Mechanism in practice

Ramelteon, tasimelteon, and melatonin act on the melatonin system — a circadian mechanism distinct from the GABAergic hypnotics, with a correspondingly benign safety profile.

Mechanism
Melatonin MT1 and MT2 receptor agonism
Effect
Promotion of sleep onset and circadian phase shifting
Clinical applications
Ramelteon for sleep-onset insomnia; melatonin for sleep onset and circadian problems (jet lag, delayed sleep phase, shift work).
Mechanism
No GABA-A activity
Effect
No dependence, no withdrawal, no abuse potential, no complex sleep behaviors
Clinical applications
Safe profile makes these preferred for chronic use and in patients where benzodiazepine/Z-drug risks must be avoided.
Mechanism
Tasimelteon: MT1/MT2 agonism applied to circadian disorders
Effect
Entrainment of the circadian rhythm
Clinical applications
FDA-approved for non-24-hour sleep-wake disorder (notably in totally blind patients).
Mechanism
Modest hypnotic potency
Effect
Effect on sleep onset is real but smaller than GABAergic agents
Clinical applications
Less potent than Z-drugs for acute insomnia; the trade-off is the far safer profile. Melatonin doses are often best kept low (0.3-3mg).

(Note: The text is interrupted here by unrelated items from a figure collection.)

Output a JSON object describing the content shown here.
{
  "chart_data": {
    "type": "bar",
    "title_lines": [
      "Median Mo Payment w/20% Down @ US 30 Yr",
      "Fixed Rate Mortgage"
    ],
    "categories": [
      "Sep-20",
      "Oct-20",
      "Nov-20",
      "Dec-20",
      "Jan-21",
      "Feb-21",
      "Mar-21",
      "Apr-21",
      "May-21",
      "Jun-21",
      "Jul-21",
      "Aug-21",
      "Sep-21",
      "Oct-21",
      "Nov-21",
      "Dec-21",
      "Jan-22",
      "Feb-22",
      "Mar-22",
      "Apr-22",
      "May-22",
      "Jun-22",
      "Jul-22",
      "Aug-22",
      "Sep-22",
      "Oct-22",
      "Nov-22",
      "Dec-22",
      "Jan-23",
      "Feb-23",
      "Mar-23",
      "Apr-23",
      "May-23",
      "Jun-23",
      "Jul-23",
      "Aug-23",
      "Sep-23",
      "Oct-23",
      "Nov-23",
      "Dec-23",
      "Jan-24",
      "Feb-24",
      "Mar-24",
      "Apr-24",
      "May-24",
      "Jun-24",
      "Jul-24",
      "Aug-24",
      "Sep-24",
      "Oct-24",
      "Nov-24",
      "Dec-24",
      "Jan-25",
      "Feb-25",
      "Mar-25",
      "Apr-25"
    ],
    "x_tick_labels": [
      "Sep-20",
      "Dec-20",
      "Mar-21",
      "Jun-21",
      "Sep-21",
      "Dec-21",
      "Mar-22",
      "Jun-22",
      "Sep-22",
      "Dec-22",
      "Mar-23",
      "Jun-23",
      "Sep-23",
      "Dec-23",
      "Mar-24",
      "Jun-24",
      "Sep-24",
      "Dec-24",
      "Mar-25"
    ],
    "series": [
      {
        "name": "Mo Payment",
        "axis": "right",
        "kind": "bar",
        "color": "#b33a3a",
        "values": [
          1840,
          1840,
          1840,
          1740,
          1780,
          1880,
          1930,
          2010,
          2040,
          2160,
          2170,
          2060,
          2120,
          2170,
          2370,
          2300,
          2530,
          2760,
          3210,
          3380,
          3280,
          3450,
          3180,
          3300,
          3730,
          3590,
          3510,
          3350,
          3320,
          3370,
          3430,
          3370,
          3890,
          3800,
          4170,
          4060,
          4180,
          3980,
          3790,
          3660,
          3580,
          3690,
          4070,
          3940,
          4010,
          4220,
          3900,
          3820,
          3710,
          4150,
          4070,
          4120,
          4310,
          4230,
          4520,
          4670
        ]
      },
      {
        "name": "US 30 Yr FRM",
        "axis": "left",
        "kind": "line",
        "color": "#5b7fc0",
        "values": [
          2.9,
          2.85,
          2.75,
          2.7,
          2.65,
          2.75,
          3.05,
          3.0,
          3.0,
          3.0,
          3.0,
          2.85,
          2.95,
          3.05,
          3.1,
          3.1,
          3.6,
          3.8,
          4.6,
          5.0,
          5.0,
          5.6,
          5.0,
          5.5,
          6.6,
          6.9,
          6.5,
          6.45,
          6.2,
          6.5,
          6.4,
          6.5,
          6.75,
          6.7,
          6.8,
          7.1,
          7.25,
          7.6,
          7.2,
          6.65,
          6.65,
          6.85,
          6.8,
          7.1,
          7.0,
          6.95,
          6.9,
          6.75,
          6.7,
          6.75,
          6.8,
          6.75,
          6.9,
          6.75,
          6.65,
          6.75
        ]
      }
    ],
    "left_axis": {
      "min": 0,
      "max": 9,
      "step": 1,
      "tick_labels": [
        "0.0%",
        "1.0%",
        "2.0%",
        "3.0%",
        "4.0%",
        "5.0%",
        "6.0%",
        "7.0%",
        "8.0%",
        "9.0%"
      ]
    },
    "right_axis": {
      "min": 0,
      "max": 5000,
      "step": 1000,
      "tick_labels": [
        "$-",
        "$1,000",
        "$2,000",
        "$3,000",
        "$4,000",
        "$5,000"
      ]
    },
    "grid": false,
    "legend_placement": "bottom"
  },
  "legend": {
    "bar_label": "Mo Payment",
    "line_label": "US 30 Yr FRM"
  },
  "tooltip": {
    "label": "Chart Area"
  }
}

Mechanism note: Melatonergic agents address sleep through the circadian system rather than CNS depression — modest potency but a benign safety profile that suits chronic use and circadian-rhythm disorders.

Ramelteon — Rozerem — is FDA-approved for sleep onset insomnia. 8 mg at bedtime. Non-controlled. No abuse liability. No withdrawal. Generally well-tolerated, with headache as the most common side effect. Modest effect size compared to z-drugs, but cleaner safety profile.

Tasimelteon — Hetlioz — is FDA-approved specifically for non-24-hour sleep-wake disorder in totally blind individuals, who lack the light-mediated circadian entrainment that sighted patients have. A genuinely specialized indication for a specialized population.

Circadian applications: jet lag (rapid time-zone adjustment), shift work, delayed sleep phase disorder, non-24h sleep-wake disorder (blind individuals — tasimelteon specifically approved).

Melatonin — available OTC at variable doses and quality. Lower doses (0.3-1 mg) are often more effective than higher doses; this is counterintuitive but consistent with how endogenous melatonin works. Useful for jet lag (taken at destination bedtime), shift work, delayed sleep phase disorder, and adjustment to time changes. The supplement industry has produced products of variable quality — pharmaceutical-grade melatonin is preferable where available.

Prescribing reality
Cost
Ramelteon (Rozerem) brand ~$300+/month. Generic ramelteon limited availability ~$200/month. Melatonin OTC supplement $5-15/month. Tasimelteon (Hetlioz) ~$60,000+/year.
Generic status
Ramelteon generic available but limited. Melatonin OTC supplement. Tasimelteon brand-only.
Formulary typical
Ramelteon: variable, often PA. Tasimelteon: specialty tier, narrow indication.
Access friction
Ramelteon coverage variable. Tasimelteon used almost exclusively for specific non-24h sleep-wake disorder in totally blind patients.

Prescriber tip: For most patients, melatonin OTC at 0.5-3 mg is the practical answer. Quality of OTC supplements varies; recommend specific brands or pharmaceutical-grade where possible. Ramelteon for patients who need FDA-approved option without abuse liability.

For sleep onset specifically and for circadian rhythm disturbances, melatonin agonists offer a clean alternative to GABA modulators. For sleep maintenance or severe insomnia, they're insufficient. For the patient who needs long-term sleep support without controlled substance, they're a reasonable foundation.

Effect is on sleep onset, not maintenance. Patients who can't fall asleep benefit; patients who wake during night don't. Different from sedative-hypnotics that suppress all sleep stages.
The anchor

Melatonin agonists work via SCN circadian regulation — useful for sleep onset (not maintenance), jet lag, shift work, and circadian rhythm disorders. No abuse liability favors them over GABA-A modulators when long-term use anticipated.

Prove it

Why might melatonin be preferred over zolpidem for a patient with primary insomnia and chronic pain?